The crystal structure of diamonds has a significant impact on what cut grade and more specific, polished grade could be achieved. Diamond surfaces are anisotropic, meaning that they have varying degrees of hardness. Some areas (crystal faces) can be cut and polished and others not. Diamond polishers have to know where to cut facets so as to avoid having any facets coinciding with such faces.
The image of a rough diamond below is annotated to show the position of the three possible crystal faces (octahedral -111, dodecahedral -110 and hexahedral or cube faces-100) of a diamond. I am adding the Miller indices for convenience, hence the numbers.
There is a total of 6 cube faces (100), 8 octahedral faces (111) and 12 dodecahedral faces (110). The 111 faces are the hardest, in fact they are near impossible to cut and polish. The next hardest are the 100 faces, followed by the 110 faces. This variance can be proven on the atomic level, which is outside of the scope of this article. Diamond polishers have to know the orientation of the crystal and avoid having facets coincide with the 111 and 100 faces. Working on a rough diamond is a piece of cake as the crystal orientation is clearly visible. This is however not the case with polished diamonds. If there are no naturals present on a diamond, it is very difficult to determine the crystal orientation i.e. knowing where the various crystal faces are. This could lead to problems for polishers when re-cutting a diamond. The matter is more complicated when the goal is to achieve triple excellent cut grades, and even more so when tight weight thresholds have to be preserved. This will not allow for slight re-orientation of the diamond.

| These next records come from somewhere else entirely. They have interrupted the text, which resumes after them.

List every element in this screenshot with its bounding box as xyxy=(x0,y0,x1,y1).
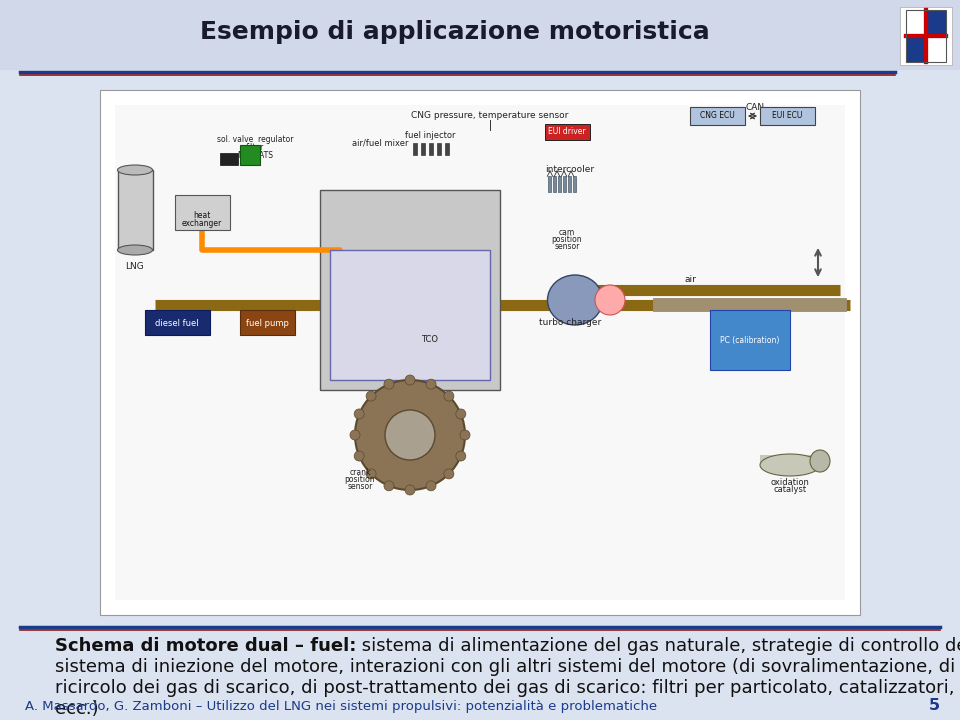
Circle shape xyxy=(355,380,465,490)
Text: position: position xyxy=(345,475,375,484)
Bar xyxy=(760,107,815,125)
Text: Map, ATS: Map, ATS xyxy=(237,151,273,160)
Bar xyxy=(573,176,576,192)
Text: CNG pressure, temperature sensor: CNG pressure, temperature sensor xyxy=(411,110,568,120)
Text: PC (calibration): PC (calibration) xyxy=(720,336,780,344)
Text: TCO: TCO xyxy=(421,335,439,344)
Bar xyxy=(100,90,860,615)
Circle shape xyxy=(350,430,360,440)
Ellipse shape xyxy=(117,165,153,175)
Text: heat: heat xyxy=(193,212,210,220)
Circle shape xyxy=(385,410,435,460)
Text: EUI driver: EUI driver xyxy=(548,127,586,137)
Bar xyxy=(906,10,946,62)
Circle shape xyxy=(405,485,415,495)
Bar xyxy=(240,145,260,165)
Circle shape xyxy=(426,379,436,390)
Bar xyxy=(906,36,926,62)
Bar xyxy=(330,250,490,380)
Text: sistema di alimentazione del gas naturale, strategie di controllo del: sistema di alimentazione del gas natural… xyxy=(356,637,960,655)
Text: Schema di motore dual – fuel:: Schema di motore dual – fuel: xyxy=(55,637,356,655)
Text: diesel fuel: diesel fuel xyxy=(156,318,199,328)
Text: air: air xyxy=(684,275,696,284)
Text: turbo charger: turbo charger xyxy=(539,318,601,327)
Bar xyxy=(240,310,295,335)
Text: 5: 5 xyxy=(929,698,940,713)
Text: filter: filter xyxy=(246,143,264,152)
Bar xyxy=(558,176,561,192)
Text: LNG: LNG xyxy=(126,262,144,271)
Circle shape xyxy=(384,379,394,390)
Text: A. Massardo, G. Zamboni – Utilizzo del LNG nei sistemi propulsivi: potenzialità : A. Massardo, G. Zamboni – Utilizzo del L… xyxy=(25,700,658,713)
Circle shape xyxy=(426,481,436,491)
Bar xyxy=(220,153,238,165)
Text: air/fuel mixer: air/fuel mixer xyxy=(351,138,408,147)
Circle shape xyxy=(366,469,376,479)
Bar xyxy=(900,7,952,65)
Bar xyxy=(548,176,551,192)
Circle shape xyxy=(444,391,454,401)
Bar xyxy=(0,0,960,70)
Bar xyxy=(553,176,556,192)
Circle shape xyxy=(354,451,364,461)
Circle shape xyxy=(366,391,376,401)
Bar xyxy=(175,195,230,230)
Text: intercooler: intercooler xyxy=(545,165,594,174)
Text: ricircolo dei gas di scarico, di post-trattamento dei gas di scarico: filtri per: ricircolo dei gas di scarico, di post-tr… xyxy=(55,679,954,697)
Bar xyxy=(690,107,745,125)
Ellipse shape xyxy=(595,285,625,315)
Text: sensor: sensor xyxy=(554,242,580,251)
Text: ecc.): ecc.) xyxy=(55,700,99,718)
Circle shape xyxy=(456,451,466,461)
Text: CNG ECU: CNG ECU xyxy=(700,112,734,120)
Bar xyxy=(429,143,433,155)
Bar xyxy=(145,310,210,335)
Bar xyxy=(568,176,571,192)
Bar xyxy=(118,170,153,250)
Text: CAN: CAN xyxy=(745,103,764,112)
Bar xyxy=(710,310,790,370)
Ellipse shape xyxy=(547,275,603,325)
Circle shape xyxy=(384,481,394,491)
Circle shape xyxy=(444,469,454,479)
Text: catalyst: catalyst xyxy=(774,485,806,494)
Ellipse shape xyxy=(117,245,153,255)
Ellipse shape xyxy=(810,450,830,472)
Bar xyxy=(563,176,566,192)
Bar xyxy=(445,143,449,155)
Circle shape xyxy=(405,375,415,385)
Circle shape xyxy=(354,409,364,419)
Bar xyxy=(413,143,417,155)
Bar xyxy=(115,105,845,600)
Text: fuel injector: fuel injector xyxy=(405,131,455,140)
Bar xyxy=(437,143,441,155)
Circle shape xyxy=(460,430,470,440)
Ellipse shape xyxy=(760,454,820,476)
Text: exchanger: exchanger xyxy=(181,218,222,228)
Text: Esempio di applicazione motoristica: Esempio di applicazione motoristica xyxy=(200,20,709,44)
Text: sistema di iniezione del motore, interazioni con gli altri sistemi del motore (d: sistema di iniezione del motore, interaz… xyxy=(55,658,955,676)
Bar xyxy=(320,190,500,390)
Text: cam: cam xyxy=(559,228,575,237)
Text: sol. valve  regulator: sol. valve regulator xyxy=(217,135,293,144)
Text: position: position xyxy=(552,235,583,244)
Bar xyxy=(421,143,425,155)
Circle shape xyxy=(456,409,466,419)
Bar xyxy=(545,124,590,140)
Text: crank: crank xyxy=(349,468,371,477)
Bar xyxy=(926,10,946,36)
Text: EUI ECU: EUI ECU xyxy=(772,112,803,120)
Bar xyxy=(760,455,820,466)
Text: fuel pump: fuel pump xyxy=(246,318,288,328)
Text: oxidation: oxidation xyxy=(771,478,809,487)
Text: sensor: sensor xyxy=(348,482,372,491)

Then there is the matter of graining and twinning. Twinning is when a part(s) of a diamond’s crystal orientation does not conform to the crystal orientation of the ‘main stone.’ Whenever twinning is present on a facet, the cutting direction of the facet could be diametrically opposite for the twinned portion to that of the main diamond. It is like asking a person in Oklahoma city to travel to New York and Los Angeles at the same time. Polishers have to alternate the polishing direction, which is a time consuming exercise, often with compromised surface finish. This causes the surface to be uneven and worst still to have drag lines coming off the twinning.
Re-cutting diamonds is therefore a highly specialized skill with complicated challenges as mentioned before. Some diamonds for reasons mentioned can never obtain triple excellent for polish. As far as symmetry and cut is concerned, there should be no reasons for not achieving excellent.
Jewelers can look out for possible challenging diamonds by inspecting them for signs of twinning. If there is a twinning line parallel to the girdle on the pavilion side, then it is not much of a problem. If it however runs oblique to the girdle, crossing into the crown or worst still more or less perpendicular to the girdle, then there is potentially a severe polishing problem.